Non per contraddire il re, ma anche la moda, che al di là delle dislocazioni non solo meneghine dei marchi, ha avuto proprio Milano come culla e laboratorio del made in Italy, è sempre meno Italy: per chi la disegna (i direttori creativi delle varie linee), per dove si vendono le collezioni (sempre più global, sempre meno local), per il passaggio in mani straniere di tanti gioielli della corona: da Bulgari, terzo gioielliere al mondo, che ora batte bandiera francese (come Gucci, Loro Piana e Fendi), al classicissimo Valentino (Qatar), che pure è transitato per Milano ai tempi dell’Hdp di Maurizio Romiti. La lista è molto più lunga e, particolare non trascurabile, la regina Miuccia Prada è quotata sì ma ad Hong Kong. Made ex Italy. Dove ex, volendo, può stare anche per exit.
Milano fa gola, l’Italia buona fa gola. Negli ultimi anni ci siamo giocati Star e Parmalat, Gancia e Galbani, Peroni e San Pellegrino, Buitoni, Perugina e persino l’Orzo Bimbo. Più la Standa, “la casa dei milanesi” più che degli italiani, diventata Billa (Austria) e Fastweb, il nuovo che ha cominciato ad avanzare proprio sotto le strade di Milano ed è sbucato a Swisscom.
L’Italia del fare è stato uno slogan politico restato mestamente sulla carta. La Milano del fare era invece una realtà, ma sembra svuotata di energia: negli ultimi due anni, secondo la Camera di Commercio, hanno chiuso 2.615 ditte locali ma sono nate 2.356 attività aperte da stranieri. Per la prima volta sotto la Madonnina, il nome di battesimo più diffuso tra i titolari di piccole imprese è Mohamed (1.600), che scalza Giuseppe (1.383) e Marco (1.131). Non è affatto un male, ci mancherebbe, ma è chiaramente un segno, un altro.

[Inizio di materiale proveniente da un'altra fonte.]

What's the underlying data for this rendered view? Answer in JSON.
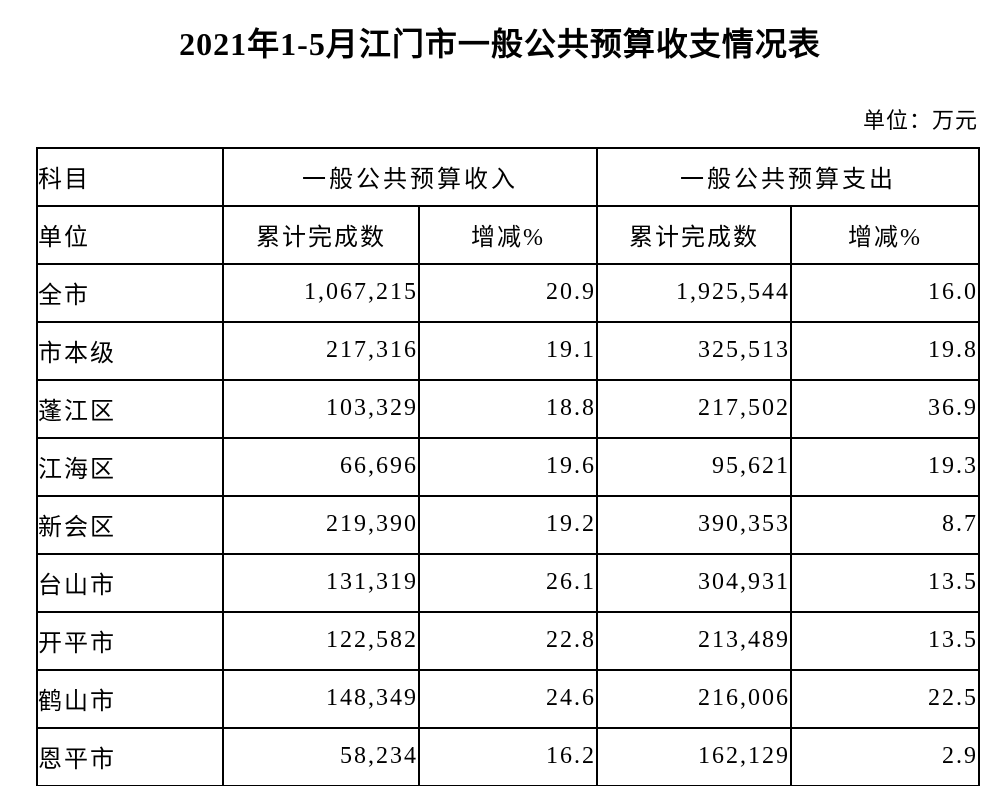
{
  "page": {
    "title": "2021年1-5月江门市一般公共预算收支情况表",
    "unit_label": "单位：万元"
  },
  "colors": {
    "text": "#000000",
    "border": "#000000",
    "background": "#ffffff"
  },
  "table": {
    "header": {
      "subject_label": "科目",
      "unit_label": "单位",
      "revenue_group_label": "一般公共预算收入",
      "expenditure_group_label": "一般公共预算支出",
      "revenue_cumulative_label": "累计完成数",
      "revenue_change_label": "增减%",
      "expenditure_cumulative_label": "累计完成数",
      "expenditure_change_label": "增减%"
    },
    "rows": [
      {
        "region": "全市",
        "revenue_cumulative": "1,067,215",
        "revenue_change": "20.9",
        "expenditure_cumulative": "1,925,544",
        "expenditure_change": "16.0"
      },
      {
        "region": "市本级",
        "revenue_cumulative": "217,316",
        "revenue_change": "19.1",
        "expenditure_cumulative": "325,513",
        "expenditure_change": "19.8"
      },
      {
        "region": "蓬江区",
        "revenue_cumulative": "103,329",
        "revenue_change": "18.8",
        "expenditure_cumulative": "217,502",
        "expenditure_change": "36.9"
      },
      {
        "region": "江海区",
        "revenue_cumulative": "66,696",
        "revenue_change": "19.6",
        "expenditure_cumulative": "95,621",
        "expenditure_change": "19.3"
      },
      {
        "region": "新会区",
        "revenue_cumulative": "219,390",
        "revenue_change": "19.2",
        "expenditure_cumulative": "390,353",
        "expenditure_change": "8.7"
      },
      {
        "region": "台山市",
        "revenue_cumulative": "131,319",
        "revenue_change": "26.1",
        "expenditure_cumulative": "304,931",
        "expenditure_change": "13.5"
      },
      {
        "region": "开平市",
        "revenue_cumulative": "122,582",
        "revenue_change": "22.8",
        "expenditure_cumulative": "213,489",
        "expenditure_change": "13.5"
      },
      {
        "region": "鹤山市",
        "revenue_cumulative": "148,349",
        "revenue_change": "24.6",
        "expenditure_cumulative": "216,006",
        "expenditure_change": "22.5"
      },
      {
        "region": "恩平市",
        "revenue_cumulative": "58,234",
        "revenue_change": "16.2",
        "expenditure_cumulative": "162,129",
        "expenditure_change": "2.9"
      }
    ]
  }
}
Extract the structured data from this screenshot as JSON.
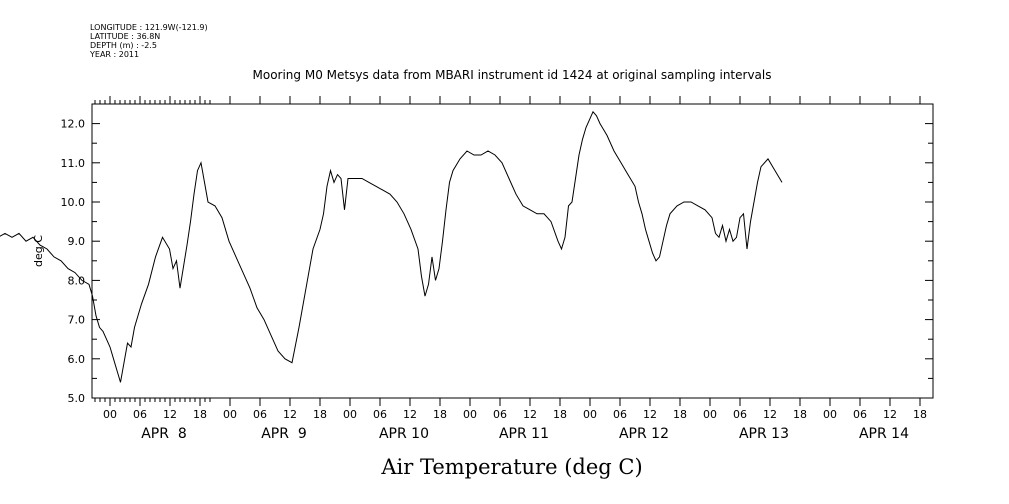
{
  "meta": {
    "longitude": "LONGITUDE : 121.9W(-121.9)",
    "latitude": "LATITUDE : 36.8N",
    "depth": "DEPTH (m) : -2.5",
    "year": "YEAR : 2011"
  },
  "chart_data": {
    "type": "line",
    "title": "Mooring M0 Metsys data from MBARI instrument id 1424 at original sampling intervals",
    "xlabel": "Air Temperature (deg C)",
    "ylabel": "deg C",
    "ylim": [
      5.0,
      12.5
    ],
    "xlim": [
      -3.8,
      19.2
    ],
    "x_units": "hours since Apr 8 00:00 UTC",
    "y_ticks": [
      "5.0",
      "6.0",
      "7.0",
      "8.0",
      "9.0",
      "10.0",
      "11.0",
      "12.0"
    ],
    "x_hour_ticks": [
      "00",
      "06",
      "12",
      "18"
    ],
    "days": [
      "APR  8",
      "APR  9",
      "APR 10",
      "APR 11",
      "APR 12",
      "APR 13",
      "APR 14"
    ],
    "grid": false,
    "series": [
      {
        "points": [
          [
            -3.8,
            9.5
          ],
          [
            -3.6,
            9.0
          ],
          [
            -3.4,
            9.3
          ],
          [
            -3.2,
            9.1
          ],
          [
            -3.0,
            9.2
          ],
          [
            -2.8,
            9.1
          ],
          [
            -2.6,
            9.2
          ],
          [
            -2.4,
            9.0
          ],
          [
            -2.2,
            9.1
          ],
          [
            -2.0,
            8.9
          ],
          [
            -1.8,
            8.8
          ],
          [
            -1.6,
            8.6
          ],
          [
            -1.4,
            8.5
          ],
          [
            -1.2,
            8.3
          ],
          [
            -1.0,
            8.2
          ],
          [
            -0.8,
            8.0
          ],
          [
            -0.6,
            7.9
          ],
          [
            -0.5,
            7.6
          ],
          [
            -0.4,
            7.1
          ],
          [
            -0.3,
            6.8
          ],
          [
            -0.2,
            6.7
          ],
          [
            -0.1,
            6.5
          ],
          [
            0.0,
            6.3
          ],
          [
            0.1,
            6.0
          ],
          [
            0.2,
            5.7
          ],
          [
            0.3,
            5.4
          ],
          [
            0.4,
            5.9
          ],
          [
            0.5,
            6.4
          ],
          [
            0.6,
            6.3
          ],
          [
            0.7,
            6.8
          ],
          [
            0.9,
            7.4
          ],
          [
            1.1,
            7.9
          ],
          [
            1.3,
            8.6
          ],
          [
            1.5,
            9.1
          ],
          [
            1.7,
            8.8
          ],
          [
            1.8,
            8.3
          ],
          [
            1.9,
            8.5
          ],
          [
            2.0,
            7.8
          ],
          [
            2.2,
            8.9
          ],
          [
            2.3,
            9.5
          ],
          [
            2.4,
            10.2
          ],
          [
            2.5,
            10.8
          ],
          [
            2.6,
            11.0
          ],
          [
            2.7,
            10.5
          ],
          [
            2.8,
            10.0
          ],
          [
            3.0,
            9.9
          ],
          [
            3.2,
            9.6
          ],
          [
            3.4,
            9.0
          ],
          [
            3.6,
            8.6
          ],
          [
            3.8,
            8.2
          ],
          [
            4.0,
            7.8
          ],
          [
            4.2,
            7.3
          ],
          [
            4.4,
            7.0
          ],
          [
            4.6,
            6.6
          ],
          [
            4.8,
            6.2
          ],
          [
            5.0,
            6.0
          ],
          [
            5.2,
            5.9
          ],
          [
            5.4,
            6.8
          ],
          [
            5.6,
            7.8
          ],
          [
            5.8,
            8.8
          ],
          [
            6.0,
            9.3
          ],
          [
            6.1,
            9.7
          ],
          [
            6.2,
            10.4
          ],
          [
            6.3,
            10.8
          ],
          [
            6.4,
            10.5
          ],
          [
            6.5,
            10.7
          ],
          [
            6.6,
            10.6
          ],
          [
            6.7,
            9.8
          ],
          [
            6.8,
            10.6
          ],
          [
            7.0,
            10.6
          ],
          [
            7.2,
            10.6
          ],
          [
            7.4,
            10.5
          ],
          [
            7.6,
            10.4
          ],
          [
            7.8,
            10.3
          ],
          [
            8.0,
            10.2
          ],
          [
            8.2,
            10.0
          ],
          [
            8.4,
            9.7
          ],
          [
            8.6,
            9.3
          ],
          [
            8.8,
            8.8
          ],
          [
            8.9,
            8.1
          ],
          [
            9.0,
            7.6
          ],
          [
            9.1,
            7.9
          ],
          [
            9.2,
            8.6
          ],
          [
            9.3,
            8.0
          ],
          [
            9.4,
            8.3
          ],
          [
            9.5,
            9.0
          ],
          [
            9.6,
            9.8
          ],
          [
            9.7,
            10.5
          ],
          [
            9.8,
            10.8
          ],
          [
            10.0,
            11.1
          ],
          [
            10.2,
            11.3
          ],
          [
            10.4,
            11.2
          ],
          [
            10.6,
            11.2
          ],
          [
            10.8,
            11.3
          ],
          [
            11.0,
            11.2
          ],
          [
            11.2,
            11.0
          ],
          [
            11.4,
            10.6
          ],
          [
            11.6,
            10.2
          ],
          [
            11.8,
            9.9
          ],
          [
            12.0,
            9.8
          ],
          [
            12.2,
            9.7
          ],
          [
            12.4,
            9.7
          ],
          [
            12.6,
            9.5
          ],
          [
            12.8,
            9.0
          ],
          [
            12.9,
            8.8
          ],
          [
            13.0,
            9.1
          ],
          [
            13.1,
            9.9
          ],
          [
            13.2,
            10.0
          ],
          [
            13.3,
            10.6
          ],
          [
            13.4,
            11.2
          ],
          [
            13.5,
            11.6
          ],
          [
            13.6,
            11.9
          ],
          [
            13.7,
            12.1
          ],
          [
            13.8,
            12.3
          ],
          [
            13.9,
            12.2
          ],
          [
            14.0,
            12.0
          ],
          [
            14.2,
            11.7
          ],
          [
            14.4,
            11.3
          ],
          [
            14.6,
            11.0
          ],
          [
            14.8,
            10.7
          ],
          [
            15.0,
            10.4
          ],
          [
            15.1,
            10.0
          ],
          [
            15.2,
            9.7
          ],
          [
            15.3,
            9.3
          ],
          [
            15.4,
            9.0
          ],
          [
            15.5,
            8.7
          ],
          [
            15.6,
            8.5
          ],
          [
            15.7,
            8.6
          ],
          [
            15.8,
            9.0
          ],
          [
            15.9,
            9.4
          ],
          [
            16.0,
            9.7
          ],
          [
            16.2,
            9.9
          ],
          [
            16.4,
            10.0
          ],
          [
            16.6,
            10.0
          ],
          [
            16.8,
            9.9
          ],
          [
            17.0,
            9.8
          ],
          [
            17.2,
            9.6
          ],
          [
            17.3,
            9.2
          ],
          [
            17.4,
            9.1
          ],
          [
            17.5,
            9.4
          ],
          [
            17.6,
            9.0
          ],
          [
            17.7,
            9.3
          ],
          [
            17.8,
            9.0
          ],
          [
            17.9,
            9.1
          ],
          [
            18.0,
            9.6
          ],
          [
            18.1,
            9.7
          ],
          [
            18.2,
            8.8
          ],
          [
            18.3,
            9.5
          ],
          [
            18.4,
            10.0
          ],
          [
            18.5,
            10.5
          ],
          [
            18.6,
            10.9
          ],
          [
            18.8,
            11.1
          ],
          [
            19.0,
            10.8
          ],
          [
            19.2,
            10.5
          ]
        ]
      }
    ]
  }
}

Qualche giorno fa, sono stati denunciati cinque ragazzini che fuori dalla discoteca Just Cavalli Cafè hanno massacrato di botte un avvocato di 38 anni, colpevole di aver reagito a uno spintone. Tutti figli di famiglie più che bene, si vantano di essere dei “Sanka”, dal liceo privato San Carlo, e mirano a raccogliere l’eredità dei “sanbabilini” anni Ottanta. Quando c’è un vuoto, qualcosa lo riempie. Sta tornando la Milano da bere, le apparenze invece della sostanza. E non è un bel vedere.
L’Italia aveva tre capitali: Roma per Costituzione, Torino perché sede della più grande industria, la Fiat, e Milano, la città faro, il ponte con l’Europa. Ce ne sta rimanendo una sola di capitale, e solo perché è scritto così.